Sales Forcasting Its the prediction of the future sales of a particular product over a specific period of time based on past performance of the product, inflation rates, unemployment, consumer spending patterns, market trends, and interest rates.

Why?
In the preparation of a comprehensive marketing plan, sales forecasts help the marketer develop a marketing budget, allocate marketing resources, and monitor the competition and the product environment.

Sales forecasting is management's primary tool for predicting the volume of attainable sales. Therefore, the whole budget process hinges on an accurate, timely sales forecast.

Forecasting, however, involves not only the collection and analysis of hard data, but also the application of business judgment in their interpretation and application. For example, forecasting requires business owners and managers to not only estimate expected units sold, but also to determine what the business's production (materials, labor, equipment) costs will be to produce those items.

Types of forecasting
There are two major types of forecasting, which can be broadly described as macro and micro: Macro forecasting is concerned with forecasting markets in total. This is about determining the existing level of Market Demand and considering what will happen to market demand in the future. Micro forecasting is concerned with detailed unit sales forecasts. This is about determining a products market share in a particular industry and considering what will happen to that market share in the future.

These two forecasting methods encompass a number of methodologies which can be divided into three general categories: qualitative, times-series analysis and regression, and causal.

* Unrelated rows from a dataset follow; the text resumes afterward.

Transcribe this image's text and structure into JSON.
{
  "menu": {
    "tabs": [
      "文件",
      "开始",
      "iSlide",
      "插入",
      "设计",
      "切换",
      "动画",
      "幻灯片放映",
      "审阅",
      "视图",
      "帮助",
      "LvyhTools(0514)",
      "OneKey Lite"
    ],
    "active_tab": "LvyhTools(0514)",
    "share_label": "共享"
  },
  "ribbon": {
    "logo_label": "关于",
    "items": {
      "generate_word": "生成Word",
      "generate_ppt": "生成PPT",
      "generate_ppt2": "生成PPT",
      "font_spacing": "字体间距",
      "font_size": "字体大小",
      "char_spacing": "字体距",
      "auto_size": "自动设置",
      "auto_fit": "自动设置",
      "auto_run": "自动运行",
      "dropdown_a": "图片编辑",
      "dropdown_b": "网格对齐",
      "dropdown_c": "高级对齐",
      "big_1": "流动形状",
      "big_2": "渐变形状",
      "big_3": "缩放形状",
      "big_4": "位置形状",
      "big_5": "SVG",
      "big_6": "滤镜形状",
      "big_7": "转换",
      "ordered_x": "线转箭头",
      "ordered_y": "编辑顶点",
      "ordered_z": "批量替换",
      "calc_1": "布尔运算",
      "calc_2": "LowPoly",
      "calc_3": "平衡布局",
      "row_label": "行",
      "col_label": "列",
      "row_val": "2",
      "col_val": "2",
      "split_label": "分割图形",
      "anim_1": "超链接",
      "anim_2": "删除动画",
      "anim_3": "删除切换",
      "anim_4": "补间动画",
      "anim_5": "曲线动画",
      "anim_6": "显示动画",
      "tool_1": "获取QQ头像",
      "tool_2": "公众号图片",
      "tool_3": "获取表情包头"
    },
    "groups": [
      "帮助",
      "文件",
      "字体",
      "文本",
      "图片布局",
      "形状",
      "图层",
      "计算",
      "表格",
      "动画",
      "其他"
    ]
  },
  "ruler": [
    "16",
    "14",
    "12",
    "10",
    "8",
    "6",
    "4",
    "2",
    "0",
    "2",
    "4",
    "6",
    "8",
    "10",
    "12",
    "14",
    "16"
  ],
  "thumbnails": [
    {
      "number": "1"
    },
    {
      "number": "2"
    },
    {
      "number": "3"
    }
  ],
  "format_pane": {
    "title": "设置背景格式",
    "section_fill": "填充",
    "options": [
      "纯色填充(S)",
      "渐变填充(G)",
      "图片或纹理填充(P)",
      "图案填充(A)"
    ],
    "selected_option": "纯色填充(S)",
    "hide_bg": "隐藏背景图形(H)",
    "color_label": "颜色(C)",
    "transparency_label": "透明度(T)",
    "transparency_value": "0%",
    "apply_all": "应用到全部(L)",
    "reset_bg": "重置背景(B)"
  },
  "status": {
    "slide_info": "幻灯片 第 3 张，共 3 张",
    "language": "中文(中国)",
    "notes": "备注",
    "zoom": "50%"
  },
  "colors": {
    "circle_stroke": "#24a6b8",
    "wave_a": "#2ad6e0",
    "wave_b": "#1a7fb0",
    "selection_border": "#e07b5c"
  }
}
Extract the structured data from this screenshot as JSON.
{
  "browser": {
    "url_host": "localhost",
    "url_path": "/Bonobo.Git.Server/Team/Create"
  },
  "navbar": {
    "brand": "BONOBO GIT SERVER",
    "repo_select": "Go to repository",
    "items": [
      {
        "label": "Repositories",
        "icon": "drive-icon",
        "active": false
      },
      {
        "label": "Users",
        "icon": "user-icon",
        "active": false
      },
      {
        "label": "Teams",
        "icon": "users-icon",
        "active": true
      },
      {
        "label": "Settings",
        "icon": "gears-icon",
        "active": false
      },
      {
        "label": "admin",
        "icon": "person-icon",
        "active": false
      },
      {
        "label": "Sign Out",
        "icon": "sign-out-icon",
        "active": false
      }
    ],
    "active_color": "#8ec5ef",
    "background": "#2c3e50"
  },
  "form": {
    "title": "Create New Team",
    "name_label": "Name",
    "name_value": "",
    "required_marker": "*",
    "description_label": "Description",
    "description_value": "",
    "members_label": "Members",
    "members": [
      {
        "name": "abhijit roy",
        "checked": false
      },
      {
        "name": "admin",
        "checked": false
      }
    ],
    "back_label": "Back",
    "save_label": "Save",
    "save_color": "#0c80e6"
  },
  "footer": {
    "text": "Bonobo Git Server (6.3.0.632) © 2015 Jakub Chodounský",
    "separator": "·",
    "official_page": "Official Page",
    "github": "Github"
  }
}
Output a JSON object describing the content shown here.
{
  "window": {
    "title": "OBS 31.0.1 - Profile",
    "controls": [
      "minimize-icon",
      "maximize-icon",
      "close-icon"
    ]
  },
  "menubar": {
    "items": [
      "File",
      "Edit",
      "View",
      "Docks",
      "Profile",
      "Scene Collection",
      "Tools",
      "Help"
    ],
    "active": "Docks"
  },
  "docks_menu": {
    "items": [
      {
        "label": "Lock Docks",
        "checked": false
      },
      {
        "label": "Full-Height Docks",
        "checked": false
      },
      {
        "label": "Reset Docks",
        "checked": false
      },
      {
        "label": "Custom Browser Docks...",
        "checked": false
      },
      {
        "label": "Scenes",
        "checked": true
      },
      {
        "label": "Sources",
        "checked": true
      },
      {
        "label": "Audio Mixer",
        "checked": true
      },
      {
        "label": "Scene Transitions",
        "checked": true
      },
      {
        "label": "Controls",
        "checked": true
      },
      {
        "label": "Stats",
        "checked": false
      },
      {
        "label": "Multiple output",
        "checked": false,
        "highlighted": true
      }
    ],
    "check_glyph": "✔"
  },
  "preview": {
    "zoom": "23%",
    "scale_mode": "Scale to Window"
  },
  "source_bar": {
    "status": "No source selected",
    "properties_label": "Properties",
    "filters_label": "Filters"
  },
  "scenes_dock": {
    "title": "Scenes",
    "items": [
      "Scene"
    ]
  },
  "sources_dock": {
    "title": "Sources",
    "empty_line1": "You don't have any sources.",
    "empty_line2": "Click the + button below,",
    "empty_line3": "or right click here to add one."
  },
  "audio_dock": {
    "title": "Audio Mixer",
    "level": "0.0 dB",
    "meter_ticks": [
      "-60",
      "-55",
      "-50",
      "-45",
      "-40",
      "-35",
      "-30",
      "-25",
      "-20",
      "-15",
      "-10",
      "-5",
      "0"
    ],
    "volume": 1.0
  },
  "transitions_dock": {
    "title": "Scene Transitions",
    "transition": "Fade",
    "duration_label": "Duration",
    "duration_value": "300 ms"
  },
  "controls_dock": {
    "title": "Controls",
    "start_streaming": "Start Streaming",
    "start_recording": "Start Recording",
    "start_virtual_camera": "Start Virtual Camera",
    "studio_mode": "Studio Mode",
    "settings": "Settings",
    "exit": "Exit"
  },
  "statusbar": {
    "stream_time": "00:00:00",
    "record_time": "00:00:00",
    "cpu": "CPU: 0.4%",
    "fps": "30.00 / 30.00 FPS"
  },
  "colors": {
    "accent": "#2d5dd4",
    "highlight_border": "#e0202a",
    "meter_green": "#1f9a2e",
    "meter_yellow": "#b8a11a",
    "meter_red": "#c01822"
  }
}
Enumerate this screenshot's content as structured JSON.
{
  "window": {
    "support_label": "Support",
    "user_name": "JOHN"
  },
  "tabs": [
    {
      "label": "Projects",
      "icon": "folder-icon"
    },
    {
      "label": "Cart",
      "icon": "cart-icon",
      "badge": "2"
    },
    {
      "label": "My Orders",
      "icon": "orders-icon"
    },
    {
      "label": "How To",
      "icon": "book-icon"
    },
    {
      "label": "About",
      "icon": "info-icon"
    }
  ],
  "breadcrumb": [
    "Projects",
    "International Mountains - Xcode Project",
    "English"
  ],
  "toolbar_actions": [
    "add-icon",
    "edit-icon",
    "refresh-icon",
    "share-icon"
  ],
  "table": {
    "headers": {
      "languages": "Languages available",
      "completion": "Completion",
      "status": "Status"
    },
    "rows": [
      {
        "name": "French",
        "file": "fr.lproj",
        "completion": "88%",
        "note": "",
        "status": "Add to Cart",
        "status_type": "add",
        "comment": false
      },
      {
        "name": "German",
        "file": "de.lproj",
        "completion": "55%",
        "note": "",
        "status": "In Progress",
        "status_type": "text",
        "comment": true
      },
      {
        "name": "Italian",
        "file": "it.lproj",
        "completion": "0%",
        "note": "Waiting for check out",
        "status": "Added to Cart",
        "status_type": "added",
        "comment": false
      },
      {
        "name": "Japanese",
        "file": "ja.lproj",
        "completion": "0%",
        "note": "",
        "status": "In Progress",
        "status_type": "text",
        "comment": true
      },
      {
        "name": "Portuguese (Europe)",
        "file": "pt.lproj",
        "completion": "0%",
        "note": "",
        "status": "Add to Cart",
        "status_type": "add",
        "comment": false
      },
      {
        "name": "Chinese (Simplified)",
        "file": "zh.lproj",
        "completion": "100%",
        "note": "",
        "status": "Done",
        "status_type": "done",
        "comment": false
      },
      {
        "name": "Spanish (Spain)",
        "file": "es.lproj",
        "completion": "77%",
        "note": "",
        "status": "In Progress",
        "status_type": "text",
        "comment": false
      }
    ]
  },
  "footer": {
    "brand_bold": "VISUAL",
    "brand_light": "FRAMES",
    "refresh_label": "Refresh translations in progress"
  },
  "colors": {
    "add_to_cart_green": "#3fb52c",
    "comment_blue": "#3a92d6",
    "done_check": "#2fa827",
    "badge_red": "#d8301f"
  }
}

QUALITATIVE METHODS. Qualitative methods rely on non-statistical methods of deriving a sales forecast. A company solicits the opinion or judgment of sales executives, a panel of experts, the sales force, the sales division supervisors, and/or outside expert consultants. Qualitative methods are judgmental composites of expected sales.

The Delphi Technique,The Probability Assessment Method (PAM) ,The Program Evaluation and Review Technique (PERT),A Visionary forecast

TIME-SERIES ANALYSIS AND PROJECTION. Trend projection techniques may be most appropriate in situations where the forecaster is able to infer, from the past behavior of a variable, something about its future impact on sales.

Trend projection analysis,regression analysis,Exponential smoothing,

CAUSAL METHODS. When analysts find a cause-effect relationship between a variable and sales, a causal model may provide better forecasts than those generated by other techniques

Life-cycle analysis forecasts new product growth rates based on analysts' projections of the phases of product acceptance by various groupsinnovators, early adapters, early majority, late majority, and laggards. Typically, this method is used to forecast new product sales.

Creating the Sales Forecast for a Product


The First stage in creating the sales forecast is to estimate Market Demand. Definition: Market Demand for a product is the total volume that would be bought by a defined customer group, in a defined geographical area, in a defined time period, in a given marketing environment. This is sometimes referred to as the Market Demand Curve.

SALES FORECAST VERSUS PLAN


THE SALES FORECAST IS A PROJECTION INTO THE FUTURE OF EXPECTED SALES, GIVEN A STATED SET OF ENVIRONMENTAL CONDITIONS. THE SALES PLAN IS A SET OF SPECIFIED MANAGERIAL ACTIONS TO BE UNDERTAKEN TO MEET OR EXCEED THE SALES FORECAST.